A behind the scenes featurette called Blood Brothers is the only extra, though the Blu-ray offers 50 minutes of more material including extra scenes. Bet they could have helped this out by at least some of them staying in the picture.



David Dobkin's The Judge (2014) is an ambitious drama about a slick lawyer (Robert Downey, Jr.) going back home when his mother passes away, but he is on the outs with his father (the mighty Robert Duvall, rightly getting a Supporting Actor Academy Award nomination for his work here) who is a strict parent and a very respected local judge. This also means dealing with the past, old wounds, more pain of his soon-to-be divorce and seeing his brothers (Jeremy Strong and Vincent D'Onofrio) again in person.


The script tries a circular narrative structure where subplots pop up when the writers think the audience might be getting bored or taking in too much of the main storyline, but that makes it a little formulaic and when the judge/father gets into trouble, the side stories seem a little more superfluous and ring falser. Still, Duvall outacts almost everyone (which says something in a cast this good) also including Vera Farmiga, Dax Shepard, Ken Howard, Balthazar Getty, Leighton Meester, David Krumholtz, Grace Zabriskie and Billy Bob Thornton as a formidable prosecuting attorney (pairing again with Duvall after Jayne Mansfield's Car).


To the makers' credit, this is an ambitious drama (with a surprisingly low budget these days) that rightly attracted some of the best talent in the business, but the script and director could not quite pull it off. Still, there are enough good moments and performances here that make this one worth a good look and Duvall alone was good enough for me to want to see it. Yes, he's still got it!


Extras include Digital HD Ultraviolet Copy for PC, PC portable and iTunes capable devices, while both disc versions add the amusing Getting Deep With Dax Shepard featurette where he jokes around with several cast members, while the Blu-ray exclusively adds a feature length audio commentary track by Dobkin, Deleted Scenes and a Making Of The Judge featurette.

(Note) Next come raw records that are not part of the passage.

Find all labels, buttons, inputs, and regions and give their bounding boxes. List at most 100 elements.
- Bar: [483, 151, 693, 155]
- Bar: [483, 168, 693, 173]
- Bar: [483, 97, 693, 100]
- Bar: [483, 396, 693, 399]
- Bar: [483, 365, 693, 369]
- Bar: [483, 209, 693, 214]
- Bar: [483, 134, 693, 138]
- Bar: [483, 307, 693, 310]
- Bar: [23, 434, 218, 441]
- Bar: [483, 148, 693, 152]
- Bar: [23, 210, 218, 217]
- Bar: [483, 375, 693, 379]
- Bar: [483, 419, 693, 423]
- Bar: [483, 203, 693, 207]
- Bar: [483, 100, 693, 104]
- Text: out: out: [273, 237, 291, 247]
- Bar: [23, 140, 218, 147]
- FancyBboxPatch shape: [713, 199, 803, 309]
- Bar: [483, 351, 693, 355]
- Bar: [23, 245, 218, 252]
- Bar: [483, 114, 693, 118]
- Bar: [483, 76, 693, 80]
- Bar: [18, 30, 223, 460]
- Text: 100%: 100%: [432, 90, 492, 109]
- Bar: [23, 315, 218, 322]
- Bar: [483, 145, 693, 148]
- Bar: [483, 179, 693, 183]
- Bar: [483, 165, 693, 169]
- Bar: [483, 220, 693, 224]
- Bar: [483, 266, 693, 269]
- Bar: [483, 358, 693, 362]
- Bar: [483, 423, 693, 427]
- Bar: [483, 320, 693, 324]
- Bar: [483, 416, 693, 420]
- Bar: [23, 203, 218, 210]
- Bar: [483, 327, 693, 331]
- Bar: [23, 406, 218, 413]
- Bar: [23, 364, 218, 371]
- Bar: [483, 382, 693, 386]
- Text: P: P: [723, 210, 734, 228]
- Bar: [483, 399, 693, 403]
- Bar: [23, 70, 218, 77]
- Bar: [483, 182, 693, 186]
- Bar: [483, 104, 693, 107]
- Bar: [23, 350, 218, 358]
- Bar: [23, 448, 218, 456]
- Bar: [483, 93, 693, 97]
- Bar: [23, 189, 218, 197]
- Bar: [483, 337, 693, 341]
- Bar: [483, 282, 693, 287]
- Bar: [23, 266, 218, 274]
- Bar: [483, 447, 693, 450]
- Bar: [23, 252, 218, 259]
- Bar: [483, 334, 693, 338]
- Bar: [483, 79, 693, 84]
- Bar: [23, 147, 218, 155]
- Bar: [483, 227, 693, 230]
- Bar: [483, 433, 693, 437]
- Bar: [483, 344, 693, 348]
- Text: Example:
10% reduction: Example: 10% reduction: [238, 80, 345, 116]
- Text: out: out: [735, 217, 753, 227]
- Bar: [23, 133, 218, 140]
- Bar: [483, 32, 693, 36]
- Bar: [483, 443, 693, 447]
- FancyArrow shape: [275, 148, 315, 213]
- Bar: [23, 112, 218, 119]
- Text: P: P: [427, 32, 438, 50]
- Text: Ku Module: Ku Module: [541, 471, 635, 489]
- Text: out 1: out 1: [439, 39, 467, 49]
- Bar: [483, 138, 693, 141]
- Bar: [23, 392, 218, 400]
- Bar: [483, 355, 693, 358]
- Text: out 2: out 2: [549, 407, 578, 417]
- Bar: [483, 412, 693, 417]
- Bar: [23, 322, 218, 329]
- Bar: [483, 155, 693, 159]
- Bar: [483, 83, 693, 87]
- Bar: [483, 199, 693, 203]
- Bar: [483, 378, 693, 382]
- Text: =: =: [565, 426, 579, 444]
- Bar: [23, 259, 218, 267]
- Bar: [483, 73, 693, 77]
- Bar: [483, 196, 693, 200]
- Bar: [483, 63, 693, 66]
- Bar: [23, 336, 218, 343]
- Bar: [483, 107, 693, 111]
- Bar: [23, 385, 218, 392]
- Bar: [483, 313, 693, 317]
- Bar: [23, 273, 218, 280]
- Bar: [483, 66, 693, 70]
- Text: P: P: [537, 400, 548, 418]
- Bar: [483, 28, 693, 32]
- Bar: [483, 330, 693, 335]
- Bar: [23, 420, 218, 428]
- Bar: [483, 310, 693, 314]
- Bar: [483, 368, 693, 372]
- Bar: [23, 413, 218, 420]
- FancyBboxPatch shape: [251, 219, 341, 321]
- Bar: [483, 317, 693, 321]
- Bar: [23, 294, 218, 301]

David Mackenzie's Starred Up (2013) is another British prison drama, this time about a young man (Jack O'Connell of Harry Brown) who is such trouble, he is moved from a lesser prison for teens to an adult one where his father (Ben Mendelsohn of Dark Knight Rises, The New World and Killing Them Softly) also happens to be and to say they have no relationship is an understatement. This is tighter than the other films here at only 106 minutes, yet it also had too many cliches, dull moments and noting much new to say in what we could refer to as an occasional genre.


To its credit, it is more blunt and brutal than most such U.S. film and TV productions, yet it never stuck with me and had more than its share of predictability. It is also less naturalistic than the likes of Michael Winterbottom's Everyday (2012, reviewed elsewhere on this site) and the realism is usually convincing. Rupert Friend leads a solid supporting cast and I just wished this worked better.


A Behind The Scenes featurette is the only extra.



The 1080p 2.35 X 1 digital High Definition image transfer on the Judge Blu-ray is pretty consistent and good-looking throughout shot on 35mm Kodak Vision 3 T-grain negative film stocks in the 3-perf Super 35 format by no less than Director of Photography Janusz Kaminski, a veteran of Spielberg's serious period starting with Schindler's List resulting on one of the best-looking films of the year. The anamorphically enhanced DVD is a bit soft at times and no match for the Blu-ray, but is equalled by solid, anamorphically enhanced 2.35 X 1 image on Fury and Up, plus the anamorphically enhanced 1.85 X 1 image on People, which I bet would all improve nicely on Blu-ray.


As doe sound, the DTS-HD MA (Master Audio) 5.1 lossless mix on the Judge Blu-ray is well mixed and presented, even impressing in its quiet and refined moments, which survives somewhat in its lossy Dolby Digital 5.1 DVD version to the point that even the DVD outdoes the lossy Dolby Digital 5.1 mixes on the other 3 DVD releases which all are well recorded enough if not spectacularly so. Again, I bet lossless versions would reveal more detail, warmth and maybe even depth.